In the play Medea, dramatizations of how violence corresponds to familial rage and emptiness are dramatized in several ways. In this play, the playwright creates an outlook of how the experiences undergone by humans, compels the maltreated to fight immoral intentions. Medea, a non-Greek, has left her father and home for the sake of Jason (Illies, 1997). Thus, she was in exile. When Jason marries Glauce, the Corinth’s ruler’s daughter, it serves as a mighty blow to their once happy marriage. Medea has self-dialogues and inner disagreements on how she is planning to execute her revenge on Jason. Powered by her own emotions and her reasoning, Medea pursues what she views as self fulfillment, her poetic justice.

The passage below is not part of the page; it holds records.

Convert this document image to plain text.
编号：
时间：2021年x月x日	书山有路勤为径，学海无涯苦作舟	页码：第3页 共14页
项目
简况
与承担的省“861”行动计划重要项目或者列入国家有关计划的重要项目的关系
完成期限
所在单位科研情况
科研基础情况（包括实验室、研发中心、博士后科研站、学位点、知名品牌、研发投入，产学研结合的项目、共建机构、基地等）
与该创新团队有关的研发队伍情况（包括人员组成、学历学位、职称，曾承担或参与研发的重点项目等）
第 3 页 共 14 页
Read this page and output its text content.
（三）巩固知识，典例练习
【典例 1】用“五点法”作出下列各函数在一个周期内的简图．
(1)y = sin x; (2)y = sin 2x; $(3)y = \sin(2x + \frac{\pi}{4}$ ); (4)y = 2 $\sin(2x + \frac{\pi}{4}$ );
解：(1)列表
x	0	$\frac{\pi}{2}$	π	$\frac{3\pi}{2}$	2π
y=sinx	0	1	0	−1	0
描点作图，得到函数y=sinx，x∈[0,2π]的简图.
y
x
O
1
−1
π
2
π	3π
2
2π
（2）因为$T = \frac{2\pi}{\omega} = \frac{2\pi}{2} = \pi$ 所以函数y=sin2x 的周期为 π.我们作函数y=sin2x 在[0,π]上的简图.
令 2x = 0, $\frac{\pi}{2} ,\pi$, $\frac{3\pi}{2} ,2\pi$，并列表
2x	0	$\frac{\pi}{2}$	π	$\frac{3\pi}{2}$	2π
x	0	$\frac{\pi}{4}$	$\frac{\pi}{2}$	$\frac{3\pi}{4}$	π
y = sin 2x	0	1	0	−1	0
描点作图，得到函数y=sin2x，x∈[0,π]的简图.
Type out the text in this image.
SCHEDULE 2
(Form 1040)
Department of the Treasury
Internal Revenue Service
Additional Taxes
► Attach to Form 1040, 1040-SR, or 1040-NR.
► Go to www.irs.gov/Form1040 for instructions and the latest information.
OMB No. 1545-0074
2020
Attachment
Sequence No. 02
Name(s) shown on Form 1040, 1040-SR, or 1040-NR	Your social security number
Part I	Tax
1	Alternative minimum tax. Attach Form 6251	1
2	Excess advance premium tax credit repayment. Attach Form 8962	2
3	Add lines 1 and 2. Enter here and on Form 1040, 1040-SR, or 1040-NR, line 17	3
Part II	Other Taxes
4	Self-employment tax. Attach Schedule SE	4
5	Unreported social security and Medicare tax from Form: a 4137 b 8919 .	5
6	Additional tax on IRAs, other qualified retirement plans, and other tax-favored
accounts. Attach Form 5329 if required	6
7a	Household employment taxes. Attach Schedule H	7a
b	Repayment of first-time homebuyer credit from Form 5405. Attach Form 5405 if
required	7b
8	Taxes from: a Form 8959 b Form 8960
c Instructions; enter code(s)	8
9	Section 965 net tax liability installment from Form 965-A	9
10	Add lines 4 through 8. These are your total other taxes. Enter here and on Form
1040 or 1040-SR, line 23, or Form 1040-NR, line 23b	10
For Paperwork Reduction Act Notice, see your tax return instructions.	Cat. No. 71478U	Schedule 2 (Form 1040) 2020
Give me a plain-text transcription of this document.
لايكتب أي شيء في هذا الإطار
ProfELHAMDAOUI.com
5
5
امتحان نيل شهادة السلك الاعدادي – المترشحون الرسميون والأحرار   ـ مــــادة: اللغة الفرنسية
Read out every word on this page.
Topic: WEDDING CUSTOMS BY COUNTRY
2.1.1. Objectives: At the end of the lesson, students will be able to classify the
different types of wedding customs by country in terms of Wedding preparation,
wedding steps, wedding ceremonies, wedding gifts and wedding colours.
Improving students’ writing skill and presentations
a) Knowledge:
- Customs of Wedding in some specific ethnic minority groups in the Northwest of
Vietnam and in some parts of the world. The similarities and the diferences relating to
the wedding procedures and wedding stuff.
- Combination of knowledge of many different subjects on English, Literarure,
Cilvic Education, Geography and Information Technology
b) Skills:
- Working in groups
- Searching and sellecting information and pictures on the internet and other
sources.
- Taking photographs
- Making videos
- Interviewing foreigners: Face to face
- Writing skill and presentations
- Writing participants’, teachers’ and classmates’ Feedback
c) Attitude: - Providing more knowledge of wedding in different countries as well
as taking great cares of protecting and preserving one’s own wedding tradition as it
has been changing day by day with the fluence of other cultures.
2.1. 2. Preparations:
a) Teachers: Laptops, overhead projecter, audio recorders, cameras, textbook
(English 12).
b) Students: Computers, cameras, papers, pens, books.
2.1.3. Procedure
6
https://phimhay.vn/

The playwright uses the Nurse character to show how in marriage, women are supposed to heed their husbands by Medea has gone against that “natural order” by following her own decisions, going against the traditions about husbands and children. In the scene where Jason utters “filthy coward”; it compels Medea to wage a war against Jason by first overcoming her emotions. In the play, Medea has hatred for her life and that she would rather die than go into exile. Even as the play comes to close, it is evident that Medea carried her son’s killings not out of hatred for them, but as an avenue to revenge and instill hatred in Jason.

References
Illies, J. S. (1997). Medea: essays on Medea in myth, literature, philosophy, and art. Chichester: Princeton University Press.
William, S. & Mueller J.(2001). Romeo and Juliet. New York: Barron’s Educational Series.